There is a widespread idea that the Korean market, like Asian markets in general, is characterised by a youth component with high purchasing power. What can you tell us about this?
The younger generation plays a key role in purchasing at the high end of the market, including footwear. Young people are increasingly aware of global trends highlighted by international fashion catwalks and, especially after the pandemic, are very attracted to fashion labels, especially sportswear.
What are the demands of the Korean consumer with respect to Italian companies, not only in terms of product, but also for example sustainability?

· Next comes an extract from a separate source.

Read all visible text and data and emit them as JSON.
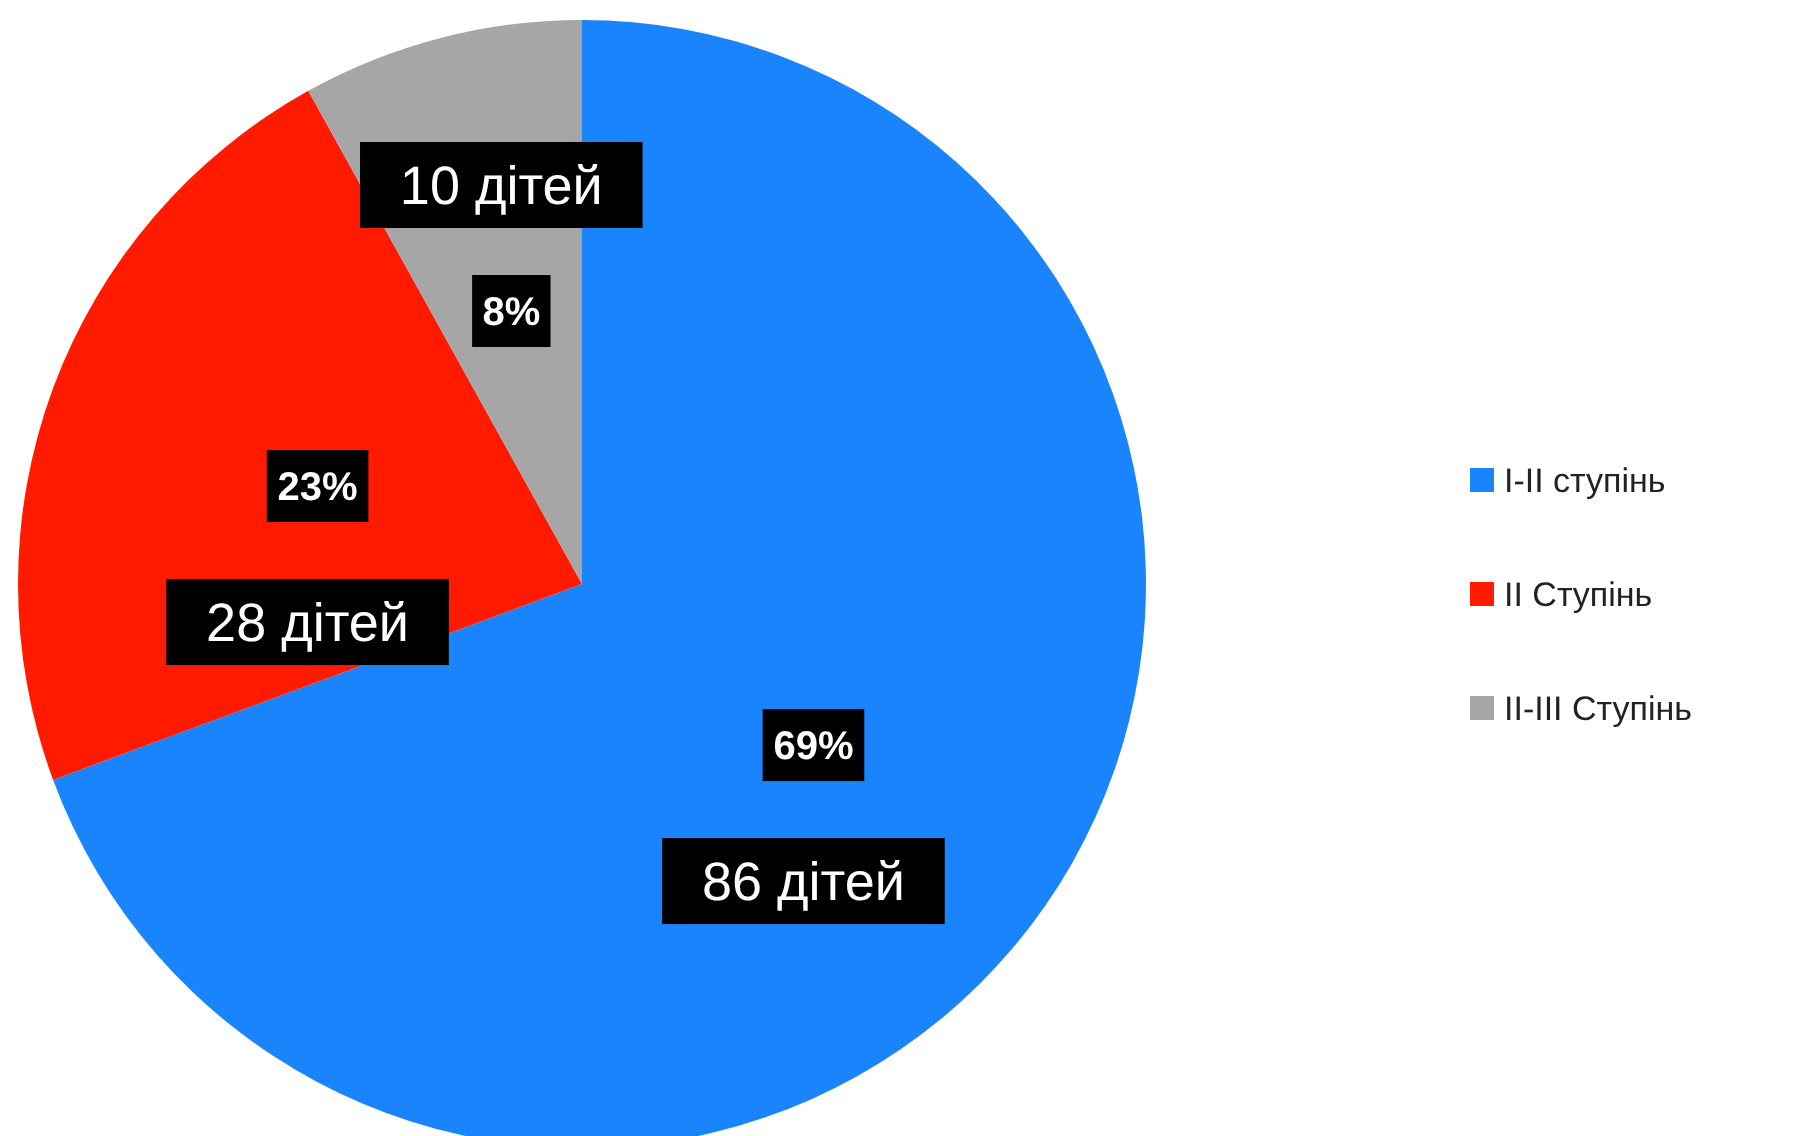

The Korean consumer, in Made in Italy, looks first of all for quality: a tangible quality, which can be perceived in the materials used, the finishes, the style, etc., and which is therefore able to distinguish itself from others, and which places the product in the highest bracket of the market. After-sales service is also important. In this regard, the importance of local partnerships must be taken into account in order to fully meet consumer expectations. Finally, it is important to emphasise the history and characteristics, including craftsmanship, of the brand, which give identity and uniqueness to the product. In the B2C sphere, the spread of the brand, both in Italy and abroad, and its notoriety also count.
If an Italian brand wanted to approach the Korean market, which events should it take part in, in your opinion?
There are no trade fair events in Korea, so it is crucial for Korean buyers to take part in the most important international fairs, such as Expo Riva Schuh & Gardabags. For the future, we plan to organise some targeted B2B and B2C events, and exploit the full potential of our High Street Italia structure. We are also planning collaborations with the most important e-commerce platforms in the country.